Her husband became an integral part of her poetic process. He would take her to a miniature amphitheater within a miniature redwood grove in the botanical gardens behind the football stadium at the University of California, Berkeley. He would sit in the stands and Rose-Walker would stand on the stage and read all her new poetry to him.
“And what he told me was, ‘Poetry is not really alive until its given breath,’” says Rose-Walker. “The breath is holy. It’s the breath that gives life.”
Now, three decades later, Rose-Walker has more than taken that theory to heart. She is entering her sixth season of running a poetry open mic series at Florey’s Book Co. in Pacifica. Poetry at Florey’s is something she and her husband began together.
“It’s the greatest gift you can give anybody. Stand up there and tell me something that you want to tell me, that means something to you. I’m here. I want to listen. I want to hear you,” says Rose-Walker. “There is nothing more valuable than that—child or adult. I don’t care who it is.”
Expect any number of unexpected treasures at any night of Poetry at Florey’s. Like the unknown couple who came in, the man fresh out of jail who got up on stage and said he’d written this poem the day he was given his sentence and realized what was going to happen to him.
“And then he read this poem that was so powerful and so heartbreaking,” says Rose-Walker. “We were all crying.”
Or the time the young girl came in with her mother to read a poem at open mic that she’d written for a school assignment about her sister.
“This poem just knocked everybody’s socks off. We loved it and we loved her,” says Rose-Walker, remembering a standing ovation.

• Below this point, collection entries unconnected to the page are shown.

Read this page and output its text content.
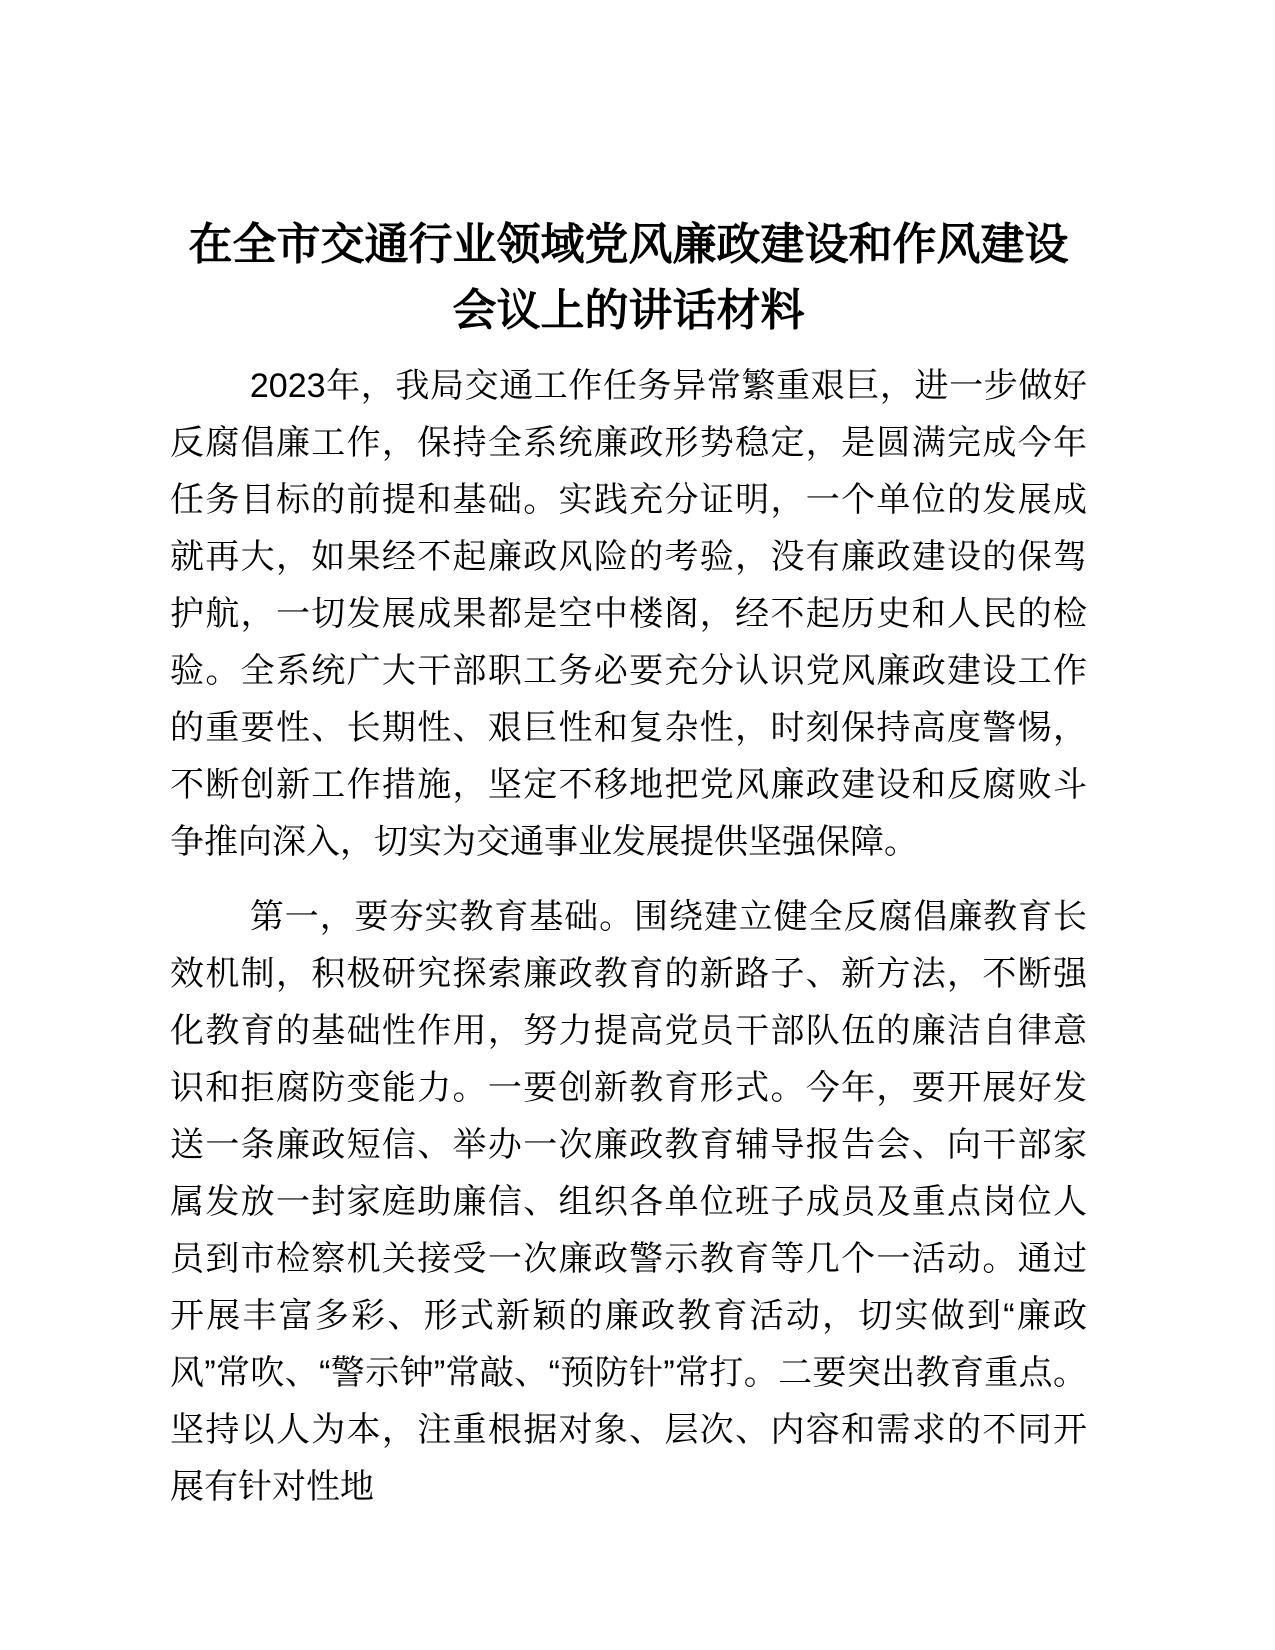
在全市交通行业领域党风廉政建设和作风建设会议上的讲话材料

2023年，我局交通工作任务异常繁重艰巨，进一步做好反腐倡廉工作，保持全系统廉政形势稳定，是圆满完成今年任务目标的前提和基础。实践充分证明，一个单位的发展成就再大，如果经不起廉政风险的考验，没有廉政建设的保驾护航，一切发展成果都是空中楼阁，经不起历史和人民的检验。全系统广大干部职工务必要充分认识党风廉政建设工作的重要性、长期性、艰巨性和复杂性，时刻保持高度警惕，不断创新工作措施，坚定不移地把党风廉政建设和反腐败斗争推向深入，切实为交通事业发展提供坚强保障。

第一，要夯实教育基础。围绕建立健全反腐倡廉教育长效机制，积极研究探索廉政教育的新路子、新方法，不断强化教育的基础性作用，努力提高党员干部队伍的廉洁自律意识和拒腐防变能力。一要创新教育形式。今年，要开展好发送一条廉政短信、举办一次廉政教育辅导报告会、向干部家属发放一封家庭助廉信、组织各单位班子成员及重点岗位人员到市检察机关接受一次廉政警示教育等几个一活动。通过开展丰富多彩、形式新颖的廉政教育活动，切实做到“廉政风”常吹、“警示钟”常敲、“预防针”常打。二要突出教育重点。坚持以人为本，注重根据对象、层次、内容和需求的不同开展有针对性地
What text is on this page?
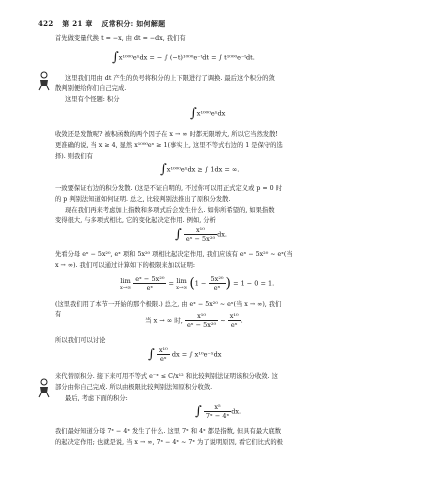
422 第 21 章 反常积分: 如何解题
首先做变量代换 t = −x, 由 dt = −dx, 我们有
∫x¹⁰⁰⁰eˣdx = − ∫ (−t)¹⁰⁰⁰e⁻ᵗdt = ∫ t¹⁰⁰⁰e⁻ᵗdt.
这里我们用由 dt 产生的负号将积分的上下限进行了调换. 最后这个积分的敛
散判别便给你们自己完成.
这里有个怪题: 积分
∫x¹⁰⁰⁰eˣdx
收敛还是发散呢? 被积函数的两个因子在 x → ∞ 时都无限增大, 所以它当然发散!
更准确的说, 当 x ≥ 4, 显然 x¹⁰⁰⁰eˣ ≥ 1(事实上, 这里不等式右边的 1 是保守的选
择). 则我们有
∫x¹⁰⁰⁰eˣdx ≥ ∫ 1dx = ∞.
一致要保证右边的积分发散. (这是不证自明的, 不过你可以用正式定义或 p = 0 时
的 p 判别法知道如何证明. 总之, 比较判别法推出了原积分发散.
现在我们再来考虑加上指数和多项式后会发生什么. 如你所希望的, 如果指数
变得很大, 与多项式相比, 它的变化起决定作用. 例如, 分析
∫ $\frac{\text{x¹⁰}}{\text{eˣ − 5x²⁰}}$ dx.
先看分母 eˣ − 5x²⁰, eˣ 项和 5x²⁰ 项相比起决定作用, 我们应该有 eˣ − 5x²⁰ ~ eˣ(当
x → ∞). 我们可以通过计算如下的极限来加以证明:
lim
x→∞
$\frac{\text{eˣ − 5x²⁰}}{\text{eˣ}} = \lim$
x→∞ ($1 - \frac{\text{5x²⁰}}{\text{eˣ}}$ ) = 1 − 0 = 1.
(这里我们用了本节一开始的那个极限.) 总之, 由 eˣ − 5x²⁰ ~ eˣ(当 x → ∞), 我们
有
当 x → ∞ 时, $\frac{\text{x¹⁰}}{\text{eˣ − 5x²⁰}}$ ~ $\frac{\text{x¹⁰}}{\text{eˣ}}$ .
所以我们可以讨论
∫ $\frac{\text{x¹⁰}}{\text{eˣ}}$ dx = ∫ x¹⁰e⁻ˣdx
来代替原积分. 接下来可用不等式 e⁻ˣ ≤ C/x¹² 和比较判别法证明该积分收敛. 这
部分由你自己完成. 所以由极限比较判别法知原积分收敛.
最后, 考虑下面的积分:
∫ $\frac{\text{x⁵}}{\text{7ˣ − 4ˣ}}$ dx.
我们最好知道分母 7ˣ − 4ˣ 发生了什么. 这里 7ˣ 和 4ˣ 都是指数, 但具有最大底数
的起决定作用; 也就是说, 当 x → ∞, 7ˣ − 4ˣ ~ 7ˣ 为了说明原因, 看它们比式的极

“It was just the kind of thing that you want to have happen. That somebody could feel that they could do this at this place. That’s the upside of being a little homespun venue, that people are not going to get scared by it,” she said.
The aesthetics have also been important to Rose-Walker, who brings food, drinks, tablecloths and flowers, and organizes two featured poets to read before open mic begins. She and her husband worked like bookends at the event; she manages the front of the room and he manned the back, holding the event together.
“We would sort of divide and conquer,” says Rose-Walker. “And it became very clear that he’s in the back and I’m in the front, but this energy is converging.”
That poetic dance between Rose-Walker and her husband can’t help but remind you of the two trees. But the view from Rose-Walker’s chair has changed. The space between the trees has grown in over the years. In August came the shocking news that Bob Walker had terminal cancer.
Before his death, he completed an anthology of Rose-Walker’s writing called “Celtic Ray.” He chose an interwoven circular graphic for the cover. The poems are bound by what Rose-Walker calls an ancient Celt perspective.
“Like their interlaced design, their paths are twining around and always lead back to the center. That is probably the single most important idea about what their life perspective was—that everything, in other words, is connected,” she says.
Rose-Walker now wears a new necklace that resembles the graphic on the cover of her “Celtic Ray” anthology.
“I bought this this year as a gift for Bob to give to me because, if he had seen it, he would have bought it for me,” she says.
Rose-Walker has given herself another gift, too. She will continue on with the poetry series at Florey’s Book Co. and to keep breathing poems to life—now, with a much bigger audience.
“To me, the poetry reading is an endangered species. It’s an ephemerally beautiful thing. And it’s the reason I finally decided I would go on with my series even though Bob has died. Because poetry is about the heart,” says Rose-Walker. “We all need to be able to share our hearts.”